Vilarejo chinês realiza testes de vigilância da população
Comunidade nas Ilhas Salomão enfrenta vigilância e controle social em experimento chinês.
Uma pacata comunidade das Ilhas Salomão se transformou em um campo de experimentação de um sistema de vigilância e policiamento forte, impulsionado pela influência geopolítica da China. A situação começou quando os moradores da vila de Fighter One solicitaram auxílio para lidar com jovens problemáticos que se reuniam nas noites locais.
A resposta da polícia chinesa foi a proposta de um sistema de monitoramento comunitário que envolve a coleta de dados pessoais, impressões digitais e vigilância entre vizinhos. Essa iniciativa rapidamente suscitou preocupações acerca da privacidade, controle social e a expansão do modelo de segurança chinês na região.
O projeto em Fighter One baseia-se na chamada “Experiência Fengqiao”, um modelo que remonta à era de Mao Tsé-Tung e que foi revitalizado pelo governo de Xi Jinping. O objetivo é transformar os próprios cidadãos em uma rede de vigilância permanente, incentivando-os a monitorar atividades suspeitas, registrar informações sobre vizinhos e compartilhar dados com as autoridades.
A proposta inclui a criação de fichas detalhadas com informações pessoais dos moradores, além da coleta de dados biométricos, como impressões digitais. Esse modelo se assemelha a sistemas de controle social já implementados na China, especialmente em regiões sensíveis como Xinjiang, onde o uso de câmeras com inteligência artificial e bancos de dados biométricos permite a supervisão constante dos cidadãos.
Embora o governo alegue que tais medidas visam combater crimes e manter a ordem pública, críticos argumentam que esses sistemas servem como ferramentas de controle político e repressão social.
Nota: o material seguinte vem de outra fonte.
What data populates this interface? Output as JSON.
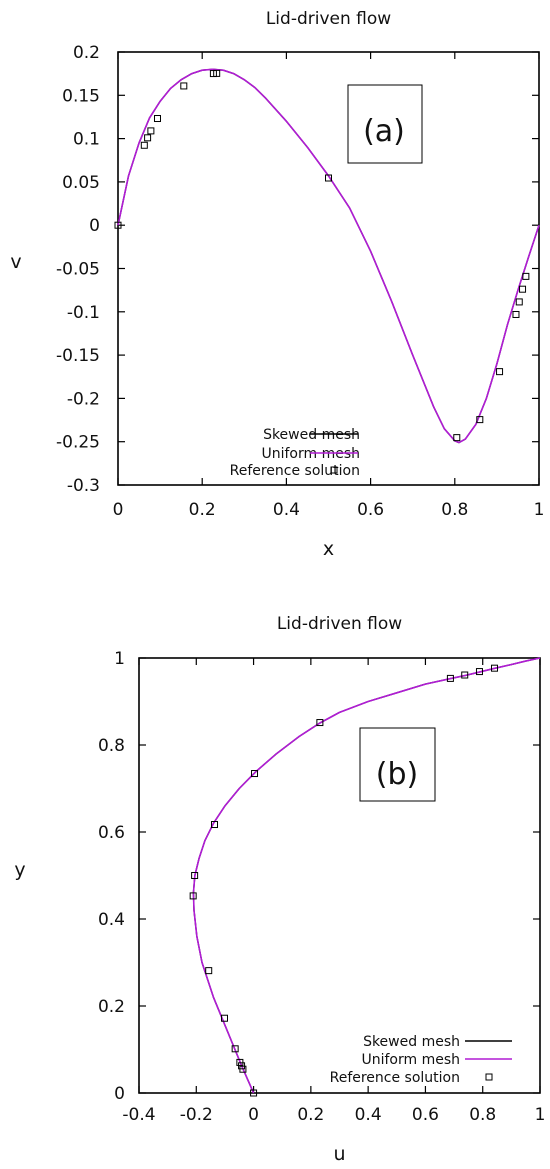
{
  "chart_data": [
    {
      "type": "line",
      "title": "Lid-driven flow",
      "xlabel": "x",
      "ylabel": "v",
      "panel_label": "(a)",
      "xlim": [
        0,
        1
      ],
      "ylim": [
        -0.3,
        0.2
      ],
      "xticks": [
        "0",
        "0.2",
        "0.4",
        "0.6",
        "0.8",
        "1"
      ],
      "yticks": [
        "-0.3",
        "-0.25",
        "-0.2",
        "-0.15",
        "-0.1",
        "-0.05",
        "0",
        "0.05",
        "0.1",
        "0.15",
        "0.2"
      ],
      "grid": false,
      "legend_position": "bottom-left",
      "series": [
        {
          "name": "Skewed mesh",
          "style": "line",
          "color": "#000000",
          "x": [
            0,
            0.025,
            0.05,
            0.075,
            0.1,
            0.125,
            0.15,
            0.175,
            0.2,
            0.225,
            0.25,
            0.275,
            0.3,
            0.325,
            0.35,
            0.4,
            0.45,
            0.5,
            0.55,
            0.6,
            0.65,
            0.7,
            0.75,
            0.775,
            0.8,
            0.81,
            0.825,
            0.85,
            0.875,
            0.9,
            0.925,
            0.95,
            0.975,
            1
          ],
          "y": [
            0,
            0.057,
            0.095,
            0.124,
            0.143,
            0.158,
            0.168,
            0.175,
            0.179,
            0.18,
            0.179,
            0.175,
            0.168,
            0.159,
            0.147,
            0.12,
            0.09,
            0.057,
            0.02,
            -0.03,
            -0.088,
            -0.15,
            -0.21,
            -0.235,
            -0.249,
            -0.251,
            -0.247,
            -0.23,
            -0.2,
            -0.16,
            -0.115,
            -0.075,
            -0.037,
            0
          ]
        },
        {
          "name": "Uniform mesh",
          "style": "line",
          "color": "#b01cd4",
          "x": [
            0,
            0.025,
            0.05,
            0.075,
            0.1,
            0.125,
            0.15,
            0.175,
            0.2,
            0.225,
            0.25,
            0.275,
            0.3,
            0.325,
            0.35,
            0.4,
            0.45,
            0.5,
            0.55,
            0.6,
            0.65,
            0.7,
            0.75,
            0.775,
            0.8,
            0.81,
            0.825,
            0.85,
            0.875,
            0.9,
            0.925,
            0.95,
            0.975,
            1
          ],
          "y": [
            0,
            0.057,
            0.095,
            0.124,
            0.143,
            0.158,
            0.168,
            0.175,
            0.179,
            0.18,
            0.179,
            0.175,
            0.168,
            0.159,
            0.147,
            0.12,
            0.09,
            0.057,
            0.02,
            -0.03,
            -0.088,
            -0.15,
            -0.21,
            -0.235,
            -0.249,
            -0.251,
            -0.247,
            -0.23,
            -0.2,
            -0.16,
            -0.115,
            -0.075,
            -0.037,
            0
          ]
        },
        {
          "name": "Reference solution",
          "style": "markers",
          "color": "#000000",
          "x": [
            0,
            0.0625,
            0.0703,
            0.0781,
            0.0938,
            0.1563,
            0.2266,
            0.2344,
            0.5,
            0.8047,
            0.8594,
            0.9063,
            0.9453,
            0.9531,
            0.9609,
            0.9688
          ],
          "y": [
            0,
            0.0923,
            0.1009,
            0.1089,
            0.1232,
            0.1608,
            0.1751,
            0.1753,
            0.0545,
            -0.2453,
            -0.2245,
            -0.1691,
            -0.1031,
            -0.0886,
            -0.0739,
            -0.0591
          ]
        }
      ]
    },
    {
      "type": "line",
      "title": "Lid-driven flow",
      "xlabel": "u",
      "ylabel": "y",
      "panel_label": "(b)",
      "xlim": [
        -0.4,
        1
      ],
      "ylim": [
        0,
        1
      ],
      "xticks": [
        "-0.4",
        "-0.2",
        "0",
        "0.2",
        "0.4",
        "0.6",
        "0.8",
        "1"
      ],
      "yticks": [
        "0",
        "0.2",
        "0.4",
        "0.6",
        "0.8",
        "1"
      ],
      "grid": false,
      "legend_position": "bottom-right",
      "series": [
        {
          "name": "Skewed mesh",
          "style": "line",
          "color": "#000000",
          "u": [
            0,
            -0.02,
            -0.04,
            -0.065,
            -0.09,
            -0.115,
            -0.14,
            -0.16,
            -0.18,
            -0.198,
            -0.208,
            -0.21,
            -0.205,
            -0.19,
            -0.17,
            -0.14,
            -0.1,
            -0.05,
            0.01,
            0.08,
            0.16,
            0.23,
            0.3,
            0.4,
            0.5,
            0.6,
            0.69,
            0.74,
            0.79,
            0.84,
            0.9,
            0.95,
            1
          ],
          "y": [
            0,
            0.03,
            0.06,
            0.1,
            0.14,
            0.18,
            0.22,
            0.26,
            0.3,
            0.36,
            0.42,
            0.46,
            0.5,
            0.54,
            0.58,
            0.62,
            0.66,
            0.7,
            0.74,
            0.78,
            0.82,
            0.85,
            0.875,
            0.9,
            0.92,
            0.94,
            0.953,
            0.96,
            0.968,
            0.976,
            0.985,
            0.993,
            1
          ]
        },
        {
          "name": "Uniform mesh",
          "style": "line",
          "color": "#b01cd4",
          "u": [
            0,
            -0.02,
            -0.04,
            -0.065,
            -0.09,
            -0.115,
            -0.14,
            -0.16,
            -0.18,
            -0.198,
            -0.208,
            -0.21,
            -0.205,
            -0.19,
            -0.17,
            -0.14,
            -0.1,
            -0.05,
            0.01,
            0.08,
            0.16,
            0.23,
            0.3,
            0.4,
            0.5,
            0.6,
            0.69,
            0.74,
            0.79,
            0.84,
            0.9,
            0.95,
            1
          ],
          "y": [
            0,
            0.03,
            0.06,
            0.1,
            0.14,
            0.18,
            0.22,
            0.26,
            0.3,
            0.36,
            0.42,
            0.46,
            0.5,
            0.54,
            0.58,
            0.62,
            0.66,
            0.7,
            0.74,
            0.78,
            0.82,
            0.85,
            0.875,
            0.9,
            0.92,
            0.94,
            0.953,
            0.96,
            0.968,
            0.976,
            0.985,
            0.993,
            1
          ]
        },
        {
          "name": "Reference solution",
          "style": "markers",
          "color": "#000000",
          "u": [
            0,
            -0.0372,
            -0.0419,
            -0.0478,
            -0.0643,
            -0.1015,
            -0.1566,
            -0.2109,
            -0.2058,
            -0.1364,
            0.0033,
            0.2315,
            0.6872,
            0.7372,
            0.7887,
            0.8412
          ],
          "y": [
            0,
            0.0547,
            0.0625,
            0.0703,
            0.1016,
            0.1719,
            0.2813,
            0.4531,
            0.5,
            0.6172,
            0.7344,
            0.8516,
            0.9531,
            0.9609,
            0.9688,
            0.9766
          ]
        }
      ]
    }
  ]
}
Por isso, a ideia de aplicar esse modelo em Fighter One gerou desconforto imediato entre políticos locais e analistas, que temem que as Ilhas Salomão se tornem um campo de testes para tecnologias autoritárias.
A influência chinesa na região já alterou a geopolítica local. Desde 2019, as Ilhas Salomão se tornaram um ponto estratégico para a China, especialmente após a ruptura das relações diplomáticas com Taiwan. Desde então, a China tem financiado obras, enviado equipamentos, investido em mineração e integrado policiais chineses às forças de segurança locais.
Após os violentos protestos de 2021 em Honiara, a capital, o governo local firmou um pacto de segurança com a China. Documentos vazados indicam que a China pode enviar policiais e forças de segurança às ilhas sempre que houver ameaças à ordem social. Além disso, o país tem doado equipamentos antimotim, veículos policiais e sistemas de treinamento para a polícia local, enquanto continua a exportar seu modelo de segurança para outras nações na África, Ásia e Pacífico.